Help Please/Back Again

iVillage Member
Registered: 09-18-2003
Help Please/Back Again
2
Sun, 04-04-2004 - 11:37am
Not sure who will remember me, I haven't been around awhile. But, I'm back b/c I returned to my MM....and I HATE myself for it. We stayed apart for about 3 months, although since we work together we never had 'NC'. we ended up together last week and I'm just sick over it! I want him to feel like a booty call but I think I was the victim! (Yes I fell for him and become weak if the opportunity arises) I don't know who I"m more angry at hm or me:| What is my problem??? I know part of it is I just want to be loved! Yes, I know this isn't love and that he cannot love me nor would a relationship work with him even if he did leave his wife. (I'm not that dumb)I see ALL of the red flags...they don't seem to matter. I know he isn't worth any of my energy and I deserve so much better. I am SO PISSED! When will this be worth letting go of???!! When can I be strong enough?? I try to think the worst of him...cuz it's actually true but you kow how that goes. It's hard to want anybody else. I feel like I'm cheating on my MM when I'm with other men...how wrong is that!? I feel so unloveable and unworthy.


No longer lostinpace but stuckinmudd

Avatar for mikkolover
iVillage Member
Registered: 04-24-2003
Mon, 04-05-2004 - 7:32am
okay, i've never had IC with my OM, but i know exactly how you feel. How is it that we are 'ok' during NC, then in a sudden bout of weakness.. ( in my case a simple what now? email) then its back all over.

I feel like s**t, and know that he isn't- Or can't be. its just too damn easy for him to say whatever, and i am hooked like a bloated fish.. just a few typed words and i am in it to the ears and then when none of the promises come through, as usual, i am pissed and start the whole b***hing session over in my emails and text messages and he's gone again..
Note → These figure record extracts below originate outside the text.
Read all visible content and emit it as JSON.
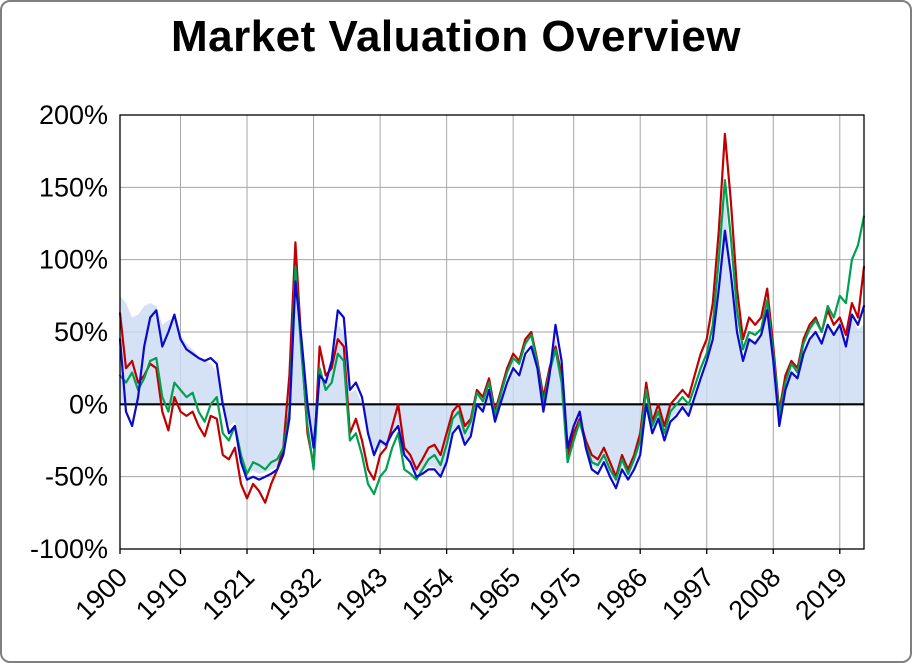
{
  "title": "Market Valuation Overview",
  "chart_data": {
    "type": "line",
    "title": "Market Valuation Overview",
    "xlabel": "",
    "ylabel": "",
    "legend": "none",
    "grid": true,
    "xlim": [
      1900,
      2023
    ],
    "ylim": [
      -100,
      200
    ],
    "x_ticks": [
      1900,
      1910,
      1921,
      1932,
      1943,
      1954,
      1965,
      1975,
      1986,
      1997,
      2008,
      2019
    ],
    "x_tick_labels": [
      "1900",
      "1910",
      "1921",
      "1932",
      "1943",
      "1954",
      "1965",
      "1975",
      "1986",
      "1997",
      "2008",
      "2019"
    ],
    "y_ticks": [
      -100,
      -50,
      0,
      50,
      100,
      150,
      200
    ],
    "y_tick_labels": [
      "-100%",
      "-50%",
      "0%",
      "50%",
      "100%",
      "150%",
      "200%"
    ],
    "colors": {
      "red": "#c00000",
      "green": "#00a050",
      "blue": "#0a0ac8",
      "band_fill": "#cbd9f2",
      "grid": "#a6a6a6",
      "axis": "#000000"
    },
    "x_start": 1900,
    "x_step": 1,
    "band": {
      "name": "shaded-band",
      "values": [
        75,
        70,
        60,
        62,
        68,
        70,
        68,
        55,
        58,
        60,
        48,
        42,
        38,
        33,
        30,
        28,
        22,
        0,
        -15,
        -12,
        -35,
        -48,
        -46,
        -48,
        -47,
        -45,
        -43,
        -33,
        -8,
        80,
        42,
        0,
        -32,
        18,
        14,
        28,
        55,
        50,
        8,
        10,
        0,
        -22,
        -38,
        -28,
        -30,
        -22,
        -15,
        -35,
        -40,
        -48,
        -46,
        -43,
        -43,
        -48,
        -38,
        -18,
        -14,
        -26,
        -20,
        0,
        -5,
        8,
        -12,
        0,
        13,
        23,
        18,
        32,
        38,
        22,
        -6,
        18,
        45,
        25,
        -32,
        -18,
        -8,
        -28,
        -42,
        -45,
        -38,
        -48,
        -55,
        -42,
        -50,
        -42,
        -32,
        -2,
        -18,
        -8,
        -24,
        -10,
        -6,
        0,
        -6,
        6,
        20,
        32,
        48,
        85,
        150,
        95,
        52,
        32,
        46,
        44,
        50,
        68,
        32,
        -12,
        12,
        24,
        20,
        36,
        46,
        52,
        44,
        56,
        50,
        55,
        42,
        60,
        52,
        55
      ]
    },
    "series": [
      {
        "name": "red-series",
        "color_key": "red",
        "values": [
          63,
          25,
          30,
          15,
          20,
          28,
          25,
          -5,
          -18,
          5,
          -5,
          -8,
          -5,
          -15,
          -22,
          -8,
          -10,
          -35,
          -38,
          -30,
          -55,
          -65,
          -55,
          -60,
          -68,
          -55,
          -45,
          -30,
          20,
          112,
          40,
          -20,
          -42,
          40,
          20,
          25,
          45,
          40,
          -20,
          -10,
          -25,
          -45,
          -52,
          -35,
          -30,
          -15,
          0,
          -30,
          -35,
          -45,
          -38,
          -30,
          -28,
          -35,
          -20,
          -5,
          0,
          -15,
          -10,
          10,
          5,
          18,
          -5,
          10,
          25,
          35,
          30,
          45,
          50,
          30,
          5,
          25,
          40,
          20,
          -35,
          -20,
          -10,
          -25,
          -35,
          -38,
          -30,
          -40,
          -50,
          -35,
          -45,
          -35,
          -20,
          15,
          -12,
          0,
          -15,
          0,
          5,
          10,
          5,
          20,
          35,
          45,
          70,
          120,
          187,
          140,
          80,
          45,
          60,
          55,
          60,
          80,
          40,
          -5,
          20,
          30,
          25,
          45,
          55,
          60,
          50,
          65,
          55,
          60,
          48,
          70,
          60,
          95
        ]
      },
      {
        "name": "green-series",
        "color_key": "green",
        "values": [
          20,
          15,
          22,
          10,
          18,
          30,
          32,
          5,
          -5,
          15,
          10,
          5,
          8,
          -5,
          -12,
          0,
          5,
          -20,
          -25,
          -15,
          -35,
          -48,
          -40,
          -42,
          -45,
          -40,
          -38,
          -30,
          -5,
          95,
          35,
          -15,
          -45,
          25,
          10,
          15,
          35,
          30,
          -25,
          -20,
          -35,
          -55,
          -62,
          -50,
          -45,
          -30,
          -20,
          -45,
          -48,
          -52,
          -45,
          -38,
          -35,
          -42,
          -28,
          -10,
          -5,
          -20,
          -12,
          8,
          2,
          15,
          -8,
          8,
          22,
          32,
          28,
          42,
          48,
          28,
          0,
          22,
          38,
          15,
          -40,
          -25,
          -12,
          -28,
          -40,
          -42,
          -35,
          -45,
          -52,
          -38,
          -48,
          -38,
          -25,
          10,
          -15,
          -5,
          -20,
          -5,
          0,
          5,
          0,
          12,
          25,
          35,
          55,
          100,
          155,
          115,
          65,
          38,
          50,
          48,
          52,
          72,
          35,
          -8,
          15,
          28,
          22,
          42,
          52,
          58,
          50,
          68,
          60,
          75,
          70,
          100,
          110,
          130
        ]
      },
      {
        "name": "blue-series",
        "color_key": "blue",
        "values": [
          45,
          -5,
          -15,
          5,
          40,
          60,
          65,
          40,
          50,
          62,
          45,
          38,
          35,
          32,
          30,
          32,
          28,
          0,
          -20,
          -15,
          -40,
          -52,
          -50,
          -52,
          -50,
          -48,
          -45,
          -35,
          -10,
          85,
          45,
          0,
          -30,
          20,
          15,
          30,
          65,
          60,
          10,
          15,
          5,
          -20,
          -35,
          -25,
          -28,
          -20,
          -15,
          -35,
          -40,
          -50,
          -48,
          -45,
          -45,
          -50,
          -40,
          -20,
          -15,
          -28,
          -22,
          0,
          -5,
          10,
          -12,
          2,
          15,
          25,
          20,
          35,
          40,
          25,
          -5,
          20,
          55,
          30,
          -30,
          -15,
          -5,
          -30,
          -45,
          -48,
          -40,
          -50,
          -58,
          -45,
          -52,
          -45,
          -35,
          0,
          -20,
          -10,
          -25,
          -12,
          -8,
          -2,
          -8,
          5,
          18,
          30,
          45,
          80,
          120,
          90,
          50,
          30,
          45,
          42,
          48,
          65,
          30,
          -15,
          10,
          22,
          18,
          35,
          45,
          50,
          42,
          55,
          48,
          55,
          40,
          62,
          55,
          68
        ]
      }
    ]
  }
}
or was he always gone.. thats what i wonder.. just hang in there.i know that every time i get a bit stronger. i know that with every unfulfilled promise, or waiting for nothing, i gain a tinge of my self esteem back.. i hope soon that its all back for good and that when or if he beckons again i can flip him the bird... lets hope

iVillage Member
Registered: 09-18-2003
Mon, 04-05-2004 - 8:54am
Thank you for responding. I should change my NC to NIC (no intimate contact) I work with him and see him everyday. We've tried to be friends...but how do you be friends with your ex-lover/MM?! I did date other men during that time and that's when he wanted me the most (and of course got me) I AM getting sick of this roller coaster ride...it is not fun anymore. So glad the weekend is over...it was a long one...!!!